Chinese stocks traded in the U.S. slid from a two-week high and Melco Crown Entertainment Ltd. slumped as concern Europe’s debt crisis will spread outweighed prospects of more stimulus for Asia’s biggest economy.
The Bloomberg China-US Equity Index of the most-traded Chinese companies in the U.S. dropped 0.9 percent to 90.50 yesterday. Melco Crown, a Macau casino operator, traded at the biggest discount to Hong Kong shares since June 1 after the city’s gaming revenue outlook was cut. LDK Solar Co. led peers lower as Jefferies Group Inc. said European demand for panels slowed. E-Commerce China Dangdang Inc. jumped after the National Business Daily reported a deal with Tencent Holdings Ltd.
China cut its benchmark interest rates last week for the first time since 2008 as May economic data showed inflation slowed more than economists’ forecasts and industrial production grew less than projected. Borrowing costs increased at debt auctions yesterday in Germany and Italy, and European Union data showed Euro-area industrial production declined for a second month in April, adding to signs of a deepening economic slump.
“For the next several months, we are still going to be overshadowed by the macro economic background in Europe,” Sam Mahtani, who oversees about $5 billion as director of emerging markets at F&C Asset Management Plc in London, said by phone yesterday. “China will roll out incremental measures to help the economy and can manage to engineer a soft landing, while what happens in Greece, Spain and Italy will obviously have a very significant impact on sentiment toward emerging markets like China.”
The iShares FTSE China 25 Index Fund, the biggest U.S.- listed China exchange-traded fund, increased 0.4 percent to a four-day high of $33.67. The Shanghai Composite Index of mainland stocks advanced 1.3 percent to 2,318.92, the most since May 17. The Standard & Poor’s 500 Index lost 0.7 percent to 1,314.88 after U.S. retail sales fell in May for a second month.

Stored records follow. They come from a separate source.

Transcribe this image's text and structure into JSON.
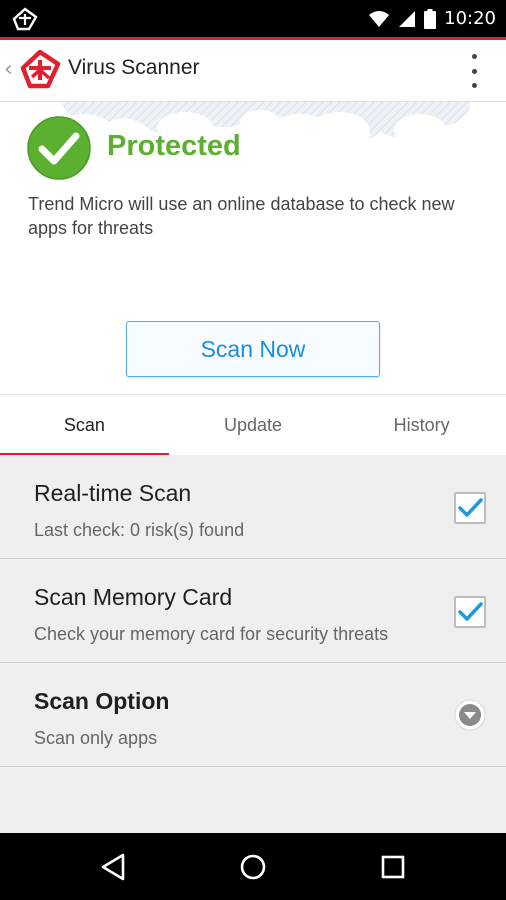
{
  "status_bar": {
    "time": "10:20",
    "icons": [
      "trend-micro-logo-icon",
      "wifi-icon",
      "signal-icon",
      "battery-icon"
    ]
  },
  "app_bar": {
    "title": "Virus Scanner",
    "back_icon": "chevron-left-icon",
    "menu_icon": "overflow-menu-icon"
  },
  "hero": {
    "status": "Protected",
    "description": "Trend Micro will use an online database to check new apps for threats",
    "scan_button": "Scan Now"
  },
  "tabs": [
    {
      "label": "Scan",
      "active": true
    },
    {
      "label": "Update",
      "active": false
    },
    {
      "label": "History",
      "active": false
    }
  ],
  "settings": [
    {
      "title": "Real-time Scan",
      "subtitle": "Last check: 0 risk(s) found",
      "control": "checkbox",
      "checked": true
    },
    {
      "title": "Scan Memory Card",
      "subtitle": "Check your memory card for security threats",
      "control": "checkbox",
      "checked": true
    },
    {
      "title": "Scan Option",
      "subtitle": "Scan only apps",
      "control": "dropdown"
    }
  ],
  "colors": {
    "accent_red": "#e0202f",
    "protected_green": "#5cb030",
    "link_blue": "#1a8de0",
    "check_blue": "#1e9ad6"
  }
}
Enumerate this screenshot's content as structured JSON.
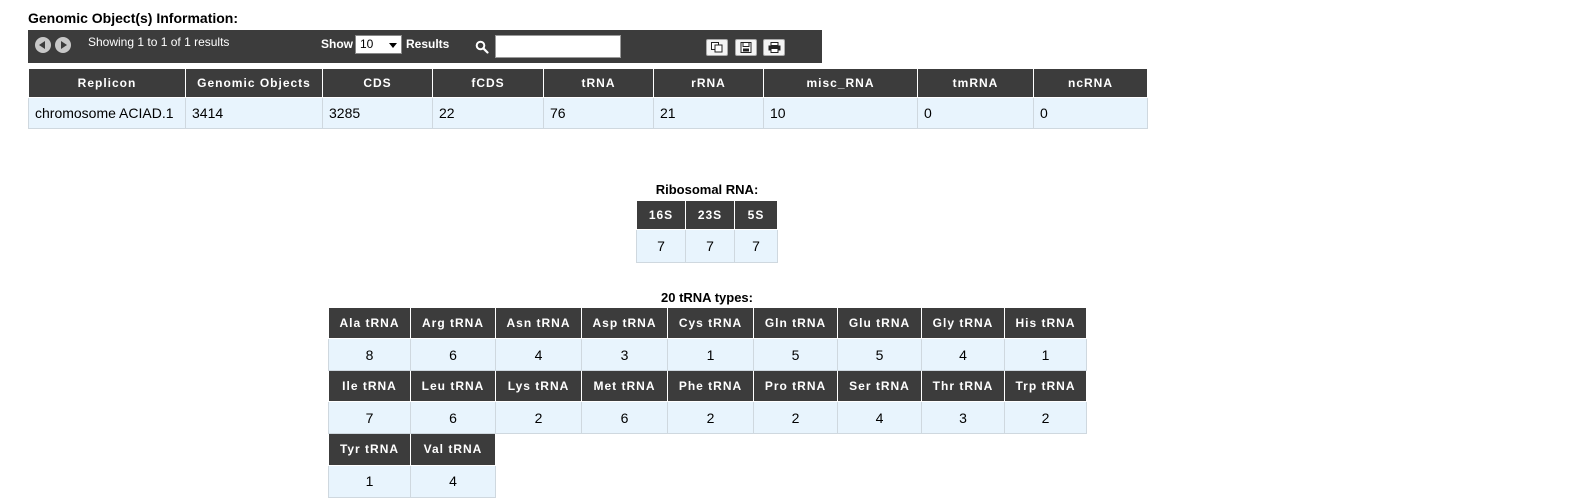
{
  "section_title": "Genomic Object(s) Information:",
  "toolbar": {
    "info": "Showing 1 to 1 of 1 results",
    "show_label": "Show",
    "length_value": "10",
    "results_label": "Results",
    "search_value": "",
    "icons": [
      "prev-page-icon",
      "next-page-icon",
      "search-icon",
      "copy-icon",
      "save-icon",
      "print-icon"
    ]
  },
  "main_table": {
    "headers": [
      "Replicon",
      "Genomic Objects",
      "CDS",
      "fCDS",
      "tRNA",
      "rRNA",
      "misc_RNA",
      "tmRNA",
      "ncRNA"
    ],
    "rows": [
      [
        "chromosome ACIAD.1",
        "3414",
        "3285",
        "22",
        "76",
        "21",
        "10",
        "0",
        "0"
      ]
    ]
  },
  "rrna": {
    "caption": "Ribosomal RNA:",
    "headers": [
      "16S",
      "23S",
      "5S"
    ],
    "values": [
      "7",
      "7",
      "7"
    ]
  },
  "trna": {
    "caption": "20 tRNA types:",
    "rows": [
      {
        "headers": [
          "Ala tRNA",
          "Arg tRNA",
          "Asn tRNA",
          "Asp tRNA",
          "Cys tRNA",
          "Gln tRNA",
          "Glu tRNA",
          "Gly tRNA",
          "His tRNA"
        ],
        "values": [
          "8",
          "6",
          "4",
          "3",
          "1",
          "5",
          "5",
          "4",
          "1"
        ]
      },
      {
        "headers": [
          "Ile tRNA",
          "Leu tRNA",
          "Lys tRNA",
          "Met tRNA",
          "Phe tRNA",
          "Pro tRNA",
          "Ser tRNA",
          "Thr tRNA",
          "Trp tRNA"
        ],
        "values": [
          "7",
          "6",
          "2",
          "6",
          "2",
          "2",
          "4",
          "3",
          "2"
        ]
      },
      {
        "headers": [
          "Tyr tRNA",
          "Val tRNA"
        ],
        "values": [
          "1",
          "4"
        ]
      }
    ]
  }
}
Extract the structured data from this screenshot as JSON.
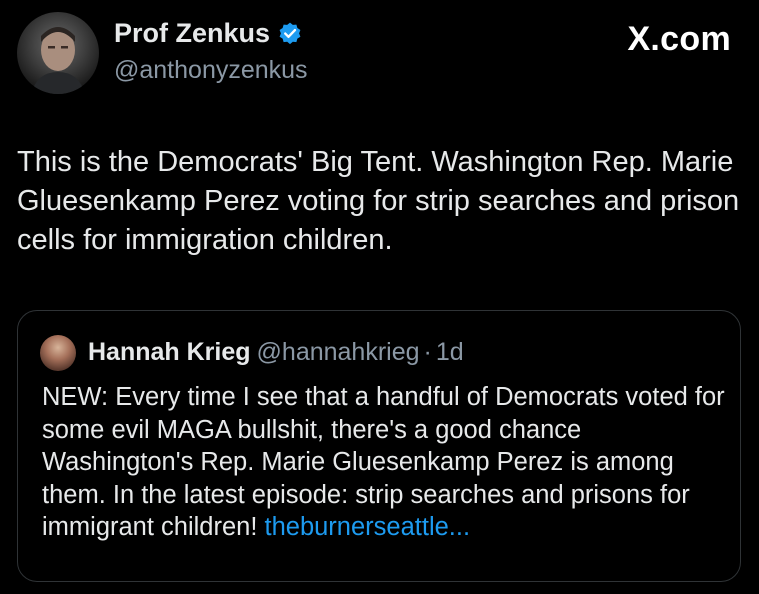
{
  "author": {
    "name": "Prof Zenkus",
    "handle": "@anthonyzenkus",
    "verified_icon": "verified-badge",
    "verified_color": "#1d9bf0"
  },
  "brand": "X.com",
  "tweet": {
    "text": "This is the Democrats' Big Tent. Washington Rep. Marie Gluesenkamp Perez voting for strip searches and prison cells for immigration children."
  },
  "quote": {
    "name": "Hannah Krieg",
    "handle": "@hannahkrieg",
    "separator": "·",
    "time": "1d",
    "text": "NEW: Every time I see that a handful of Democrats voted for some evil MAGA bullshit, there's a good chance Washington's Rep. Marie Gluesenkamp Perez is among them. In the latest episode: strip searches and prisons for immigrant children!",
    "link": "theburnerseattle...",
    "link_color": "#1d9bf0"
  },
  "colors": {
    "background": "#000000",
    "text": "#e7e9ea",
    "secondary": "#8b98a5",
    "border": "#2f3336"
  }
}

Melco’s American depositary receipts sank to $11.75, snapping a six-day rally. The ADRs, each representing three underlying shares in the company, traded 3.1 percent below its Hong Kong stock, the widest discount since June 1.
CLSA Asia-Pacific Markets lowered its 2012 gaming revenue growth forecast for Macau, the only Chinese city where casinos are legal, to 16 percent from its previous estimate of 21 percent. CLSA also reduced Melco’s 12-month price target to $20 from $23.20.
“There’s a lot of scrutiny on MPEL because it’s a pure play on Macau,” David Bain, Newport Beach, California.-based analyst at Sterne, Agee & Leach Inc., said by phone yesterday. “However, Melco stands to benefit from another interest rate cut in China and will certainly be helped by getting approval for the construction of its Studio City project. They have a pipeline which not a lot of other players do.”
LDK, Trina Tumble
LDK, the world’s second-largest maker of wafers, tumbled 7 percent to $1.98, the biggest loss since June 1, after a 17 percent surge the previous day.
Chinese solar makers rallied June 12 after First Solar Inc., the world’s largest maker of thin-film panels, said it plans to increase production at its factory in Frankfurt an der Oder, Germany, to meet demand in Europe for its products. First Solar’s 21 percent advance on June 12 was “not warranted” as German demand is “lower than expected,” and Italy has “slowed markedly,” Jefferies analyst Jesse Pichel said in a research note yesterday.
Trina Solar Ltd. China’s third-biggest maker of solar panels, retreated 6.5 percent to $6.21, while Suntech Power Holdings Co., the world’s biggest panel maker, lost 2.9 percent to $1.69. Yingli Green Energy Holding Co. slipped 2.2 percent to $2.68.
E-Commerce, China’s biggest Internet book retailer also known as Dangdang, jumped 10 percent to $5.87 in New York, the strongest level since May 17.
Dangdang has reached an agreement with Tencent, China’s biggest Internet company, to operate book and baby products sales for Tencent’s online store, the Chinese-language National Business Daily reported today, citing unidentified people at both companies. Tencent plans to invest $1 billion in its e-commerce unit, it said in a May 24 statement.
“People think Dangdang’s association with Tencent will be good as Tencent will spend on e-commerce,” said Andy Yeung, a New York-based analyst for Oppenheimer & Co.
China Life Insurance Co., the nation’s biggest life insurer, advanced for a fourth day, the longest winning streak since Feb. 3, after Capital Securities Corp., a Taipei-based securities brokerage, said a broadening in insurers’ investment scope may help boost their returns.
Its ADRs advanced 1.9 percent to $36.97, the highest level in a month. The ADRs traded 1 percent lower than China Life’s Hong Kong shares yesterday, from a 0.7 percent premium on June 12.